Last night, the Indian Trade Minister Anand Sharma was holed up for hours with the Director General (DG) of the WTO Roberto Azevedo, the Indonesian Trade Minister Gita Wirjawan and USTR Michael Froman. The minister was asked several times to compromise on language on the public food stockholdings. Each time, it is rumored, Minister Sharma came back with a firm “no” because each proposal set onerous and unfair restrictions towards a permanent solution which India seeks. The “no” came from Prime Minister Manmohan Singh who has unanimous backing from his cabinet that India’s Food Security Act cannot be compromised. The last meeting between the DG and Ambassador Froman terminated at 5am this morning. The USTR has also refused to budge on this issue, essentially demanding that nothing should limit exports (hence profits) of U.S. agribusiness.
This morning has been a flurry of rumors about what will happen.
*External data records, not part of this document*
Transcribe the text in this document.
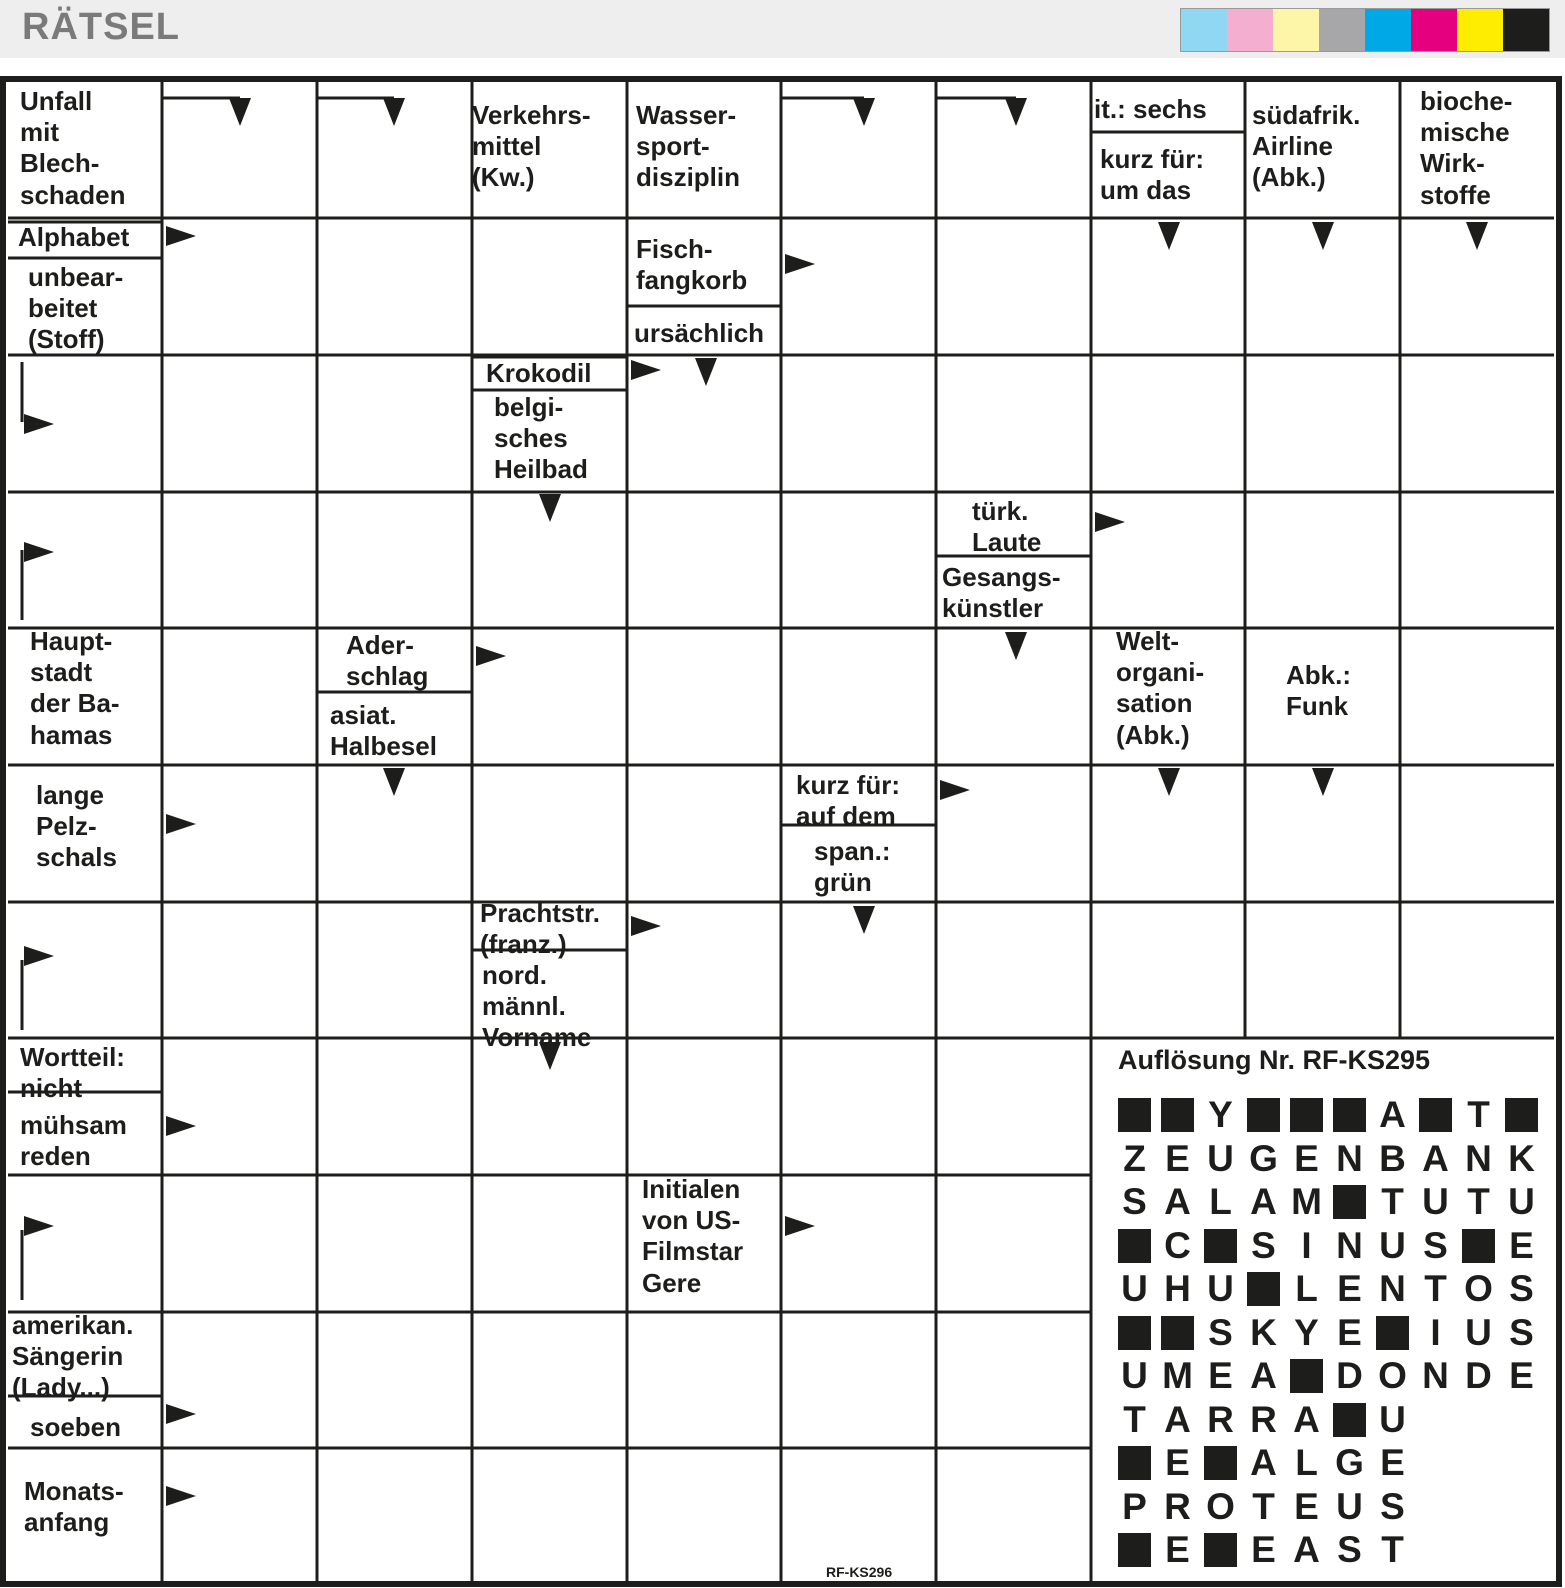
RÄTSEL
Unfall
mit
Blech-
schaden
Verkehrs-
mittel
(Kw.)
Wasser-
sport-
disziplin
it.: sechs
kurz für:
um das
südafrik.
Airline
(Abk.)
bioche-
mische
Wirk-
stoffe
Alphabet
unbear-
beitet
(Stoff)
Fisch-
fangkorb
ursächlich
Krokodil
belgi-
sches
Heilbad
türk.
Laute
Gesangs-
künstler
Haupt-
stadt
der Ba-
hamas
Ader-
schlag
asiat.
Halbesel
Welt-
organi-
sation
(Abk.)
Abk.:
Funk
lange
Pelz-
schals
kurz für:
auf dem
span.:
grün
Prachtstr.
(franz.)
nord.
männl.
Vorname
Wortteil:
nicht
mühsam
reden
Initialen
von US-
Filmstar
Gere
amerikan.
Sängerin
(Lady...)
soeben
Monats-
anfang
Auflösung Nr. RF-KS295
Y	A T
Z E U G E N B A N K
S A L A M T U T U
C S I N U S E
U H U L E N T O S
S K Y E	I U S
U M E A D O N D E
T A R R A U
E A L G E
P R O T E U S
E E A S T
RF-KS296
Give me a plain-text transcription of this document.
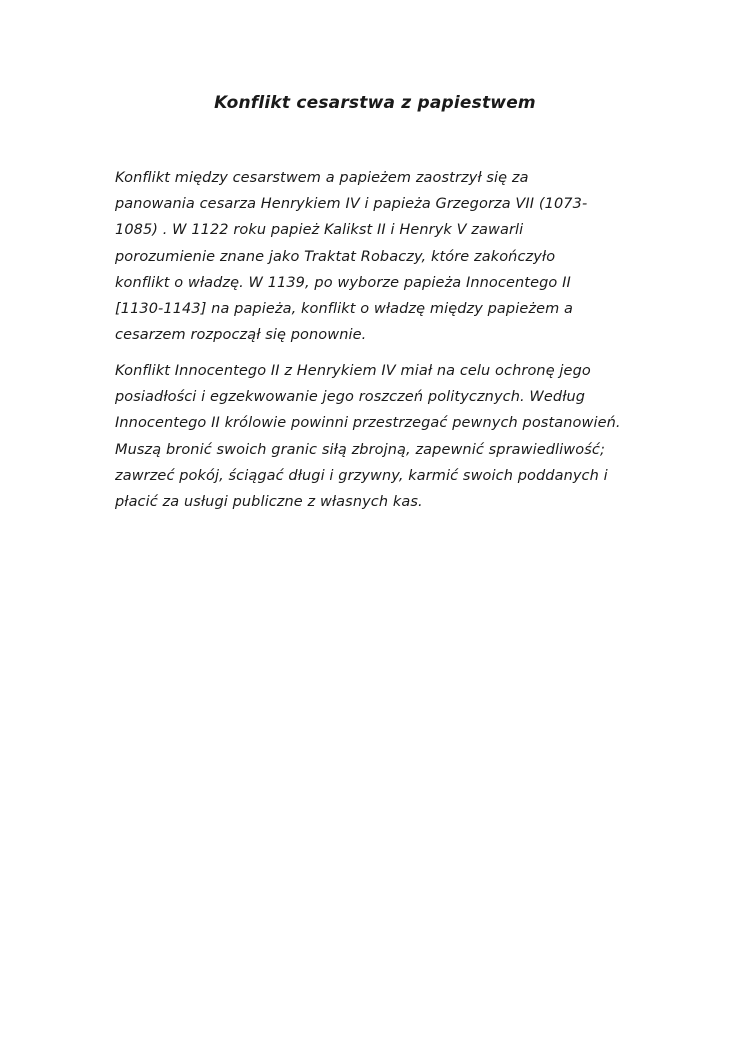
Konflikt cesarstwa z papiestwem
Konflikt między cesarstwem a papieżem zaostrzył się za
panowania cesarza Henrykiem IV i papieża Grzegorza VII (1073-
1085) . W 1122 roku papież Kalikst II i Henryk V zawarli
porozumienie znane jako Traktat Robaczy, które zakończyło
konflikt o władzę. W 1139, po wyborze papieża Innocentego II
[1130-1143] na papieża, konflikt o władzę między papieżem a
cesarzem rozpoczął się ponownie.
Konflikt Innocentego II z Henrykiem IV miał na celu ochronę jego
posiadłości i egzekwowanie jego roszczeń politycznych. Według
Innocentego II królowie powinni przestrzegać pewnych postanowień.
Muszą bronić swoich granic siłą zbrojną, zapewnić sprawiedliwość;
zawrzeć pokój, ściągać długi i grzywny, karmić swoich poddanych i
płacić za usługi publiczne z własnych kas.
Indonesia’s young trade minister is a possible presidential candidate and is eager to have a “package” at Bali; the irony is that Indonesia has abandoned its own proposal while its own Bulog program for rice procurement could in principle stand to be challenged under existing WTO rules if it was proven that Indonesia has not used “market prices” for its support. Indonesia chairs the G-33 which has tabled the proposal on exemptions from challenges to public food stockholding programs in developing countries. In Bali, Indonesia has done little to further the cause. The fact is that several developing countries around the world use food procurement programs for addressing hunger in their countries. Many, like Brazil, have simply manipulated the notifications of these programs to the WTO afraid of being challenged. Other countries in Africa, Latin America and Asia that could benefit from such programs in the future could be restricted from enacting such programs unless the WTO and the governments negotiating here wake up to the fact that trade is a small component of food security. Global trade turned out to be a highly unreliable way to ensure food security in 2007-08 when food grain prices sky-rocketed and food riots broke out in over 30 countries.
Contrary to media reports, India has not fought this fight alone behind closed doors. Several countries including Nepal, Egypt, Kenya, Bolivia, Cuba, Venezuela, Uganda, Rwanda, South Africa and Namibia (to name a few) have either expressed support or made statements in support of a permanent solution to this problem at the WTO. For instance, one African country said in a closed meeting, “Food security and agriculture linkages need to be underpinned in this agreement. The food security proposals underpin the social and economic fabric of our and other African economies.”
As the crowd thins here for lunch, it is still unclear whether negotiations will continue on into the night/ Several rumors are circulating that a compromise may have been reached: one that allows the U.S. to claim that it placed restrictions on such programs through a “Peace Clause” with certain conditionalities and a time period that would prevent any challenges to such programs; and one that sets up a negotiating track for a permanent solution to allowing such food security programs to continue without challenges at the WTO. There was an earlier rumor that the U.S. would only accept a permanent solution if “no new food security programs” could be enacted that exceed subsidy limits currently prescribed at the WTO.
If the WTO heeds this conditionality, it will only further reinforce the viewpoint that the WTO is incapable of handling the major challenges of the 21st century—the central ones being food security in the era of climate change and high and volatile food prices.